The November 3 election left wealth managers, tax professionals, and estate planners with a dilemma: Should advisors counsel their clients to implement planning techniques in anticipation of sweeping changes to the tax laws, or instead, assume the status quo will continue and stay the course with clients’ current plans?
Here’s what’s going on and how the proposed changes might affect charitable giving strategies.
Under President-elect Joe Biden’s proposed tax plan, taxpayers making more than $400,000 per year would be taxed at a top income tax rate of 39.6%, an increase from 37% under current law. That would mean charitable giving would become more tax efficient under the new law for some taxpayers.
However, a separate provision in Biden’s proposed plan would impose a 28% limit on charitable deductions for taxpayers who make more than $400,000 per year. This would mean that instead of avoiding income tax on charitable gifts at the rate of 39.6% as described above, these taxpayers would escape income tax only at a rate of 28%. (A similar provision was proposed, but never enacted, during the Obama Administration.)
Biden’s tax proposal also calls for increasing – from a maximum rate of 20% to 39.6% – the capital gains and dividend tax rates for taxpayers whose annual earnings exceed $1 million. For affected taxpayers, this change would create opportunities to avoid significantly more tax than is possible under current law for gifts of appreciated assets. An increase like this would create a huge incentive for philanthropists to support charitable organizations.

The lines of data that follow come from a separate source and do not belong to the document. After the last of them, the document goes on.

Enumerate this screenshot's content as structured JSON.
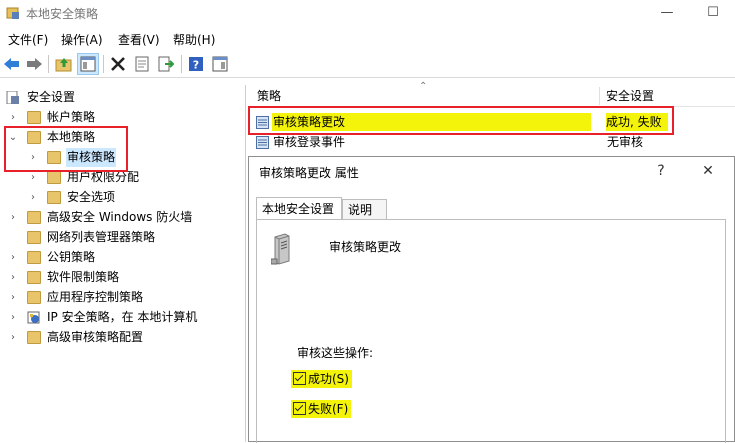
{
  "window": {
    "title": "本地安全策略",
    "minimize_glyph": "—",
    "maximize_glyph": "☐"
  },
  "menu": [
    "文件(F)",
    "操作(A)",
    "查看(V)",
    "帮助(H)"
  ],
  "toolbar": {
    "icons": [
      "back-icon",
      "forward-icon",
      "up-folder-icon",
      "show-tree-icon",
      "delete-icon",
      "properties-icon",
      "export-icon",
      "help-icon",
      "console-tree-icon"
    ]
  },
  "tree": {
    "root": "安全设置",
    "items": [
      {
        "label": "帐户策略"
      },
      {
        "label": "本地策略"
      },
      {
        "label": "审核策略"
      },
      {
        "label": "用户权限分配"
      },
      {
        "label": "安全选项"
      },
      {
        "label": "高级安全 Windows 防火墙"
      },
      {
        "label": "网络列表管理器策略"
      },
      {
        "label": "公钥策略"
      },
      {
        "label": "软件限制策略"
      },
      {
        "label": "应用程序控制策略"
      },
      {
        "label": "IP 安全策略，在 本地计算机"
      },
      {
        "label": "高级审核策略配置"
      }
    ]
  },
  "list": {
    "columns": [
      "策略",
      "安全设置"
    ],
    "rows": [
      {
        "policy": "审核策略更改",
        "setting": "成功, 失败"
      },
      {
        "policy": "审核登录事件",
        "setting": "无审核"
      }
    ]
  },
  "dialog": {
    "title": "审核策略更改 属性",
    "help_glyph": "?",
    "close_glyph": "✕",
    "tabs": [
      "本地安全设置",
      "说明"
    ],
    "policy_name": "审核策略更改",
    "audit_label": "审核这些操作:",
    "checkboxes": [
      {
        "label": "成功(S)",
        "checked": true
      },
      {
        "label": "失败(F)",
        "checked": true
      }
    ]
  },
  "colors": {
    "highlight": "#f4f40a",
    "annotation_red": "#e8202a",
    "selected_node": "#cce8ff"
  }
}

Next, Biden’s proposal calls for a 3% reduction of itemized deductions for taxpayers making more than $400,000 per year. This is similar to the so-called “Pease Amendment” that was repealed in 2018. Although the reinstatement of this rule could have some negative effects on charitable giving, the rule’s impact would be blunted for taxpayers for whom the reduction is absorbed by other types of itemized deductions (mortgage interest payments, for instance).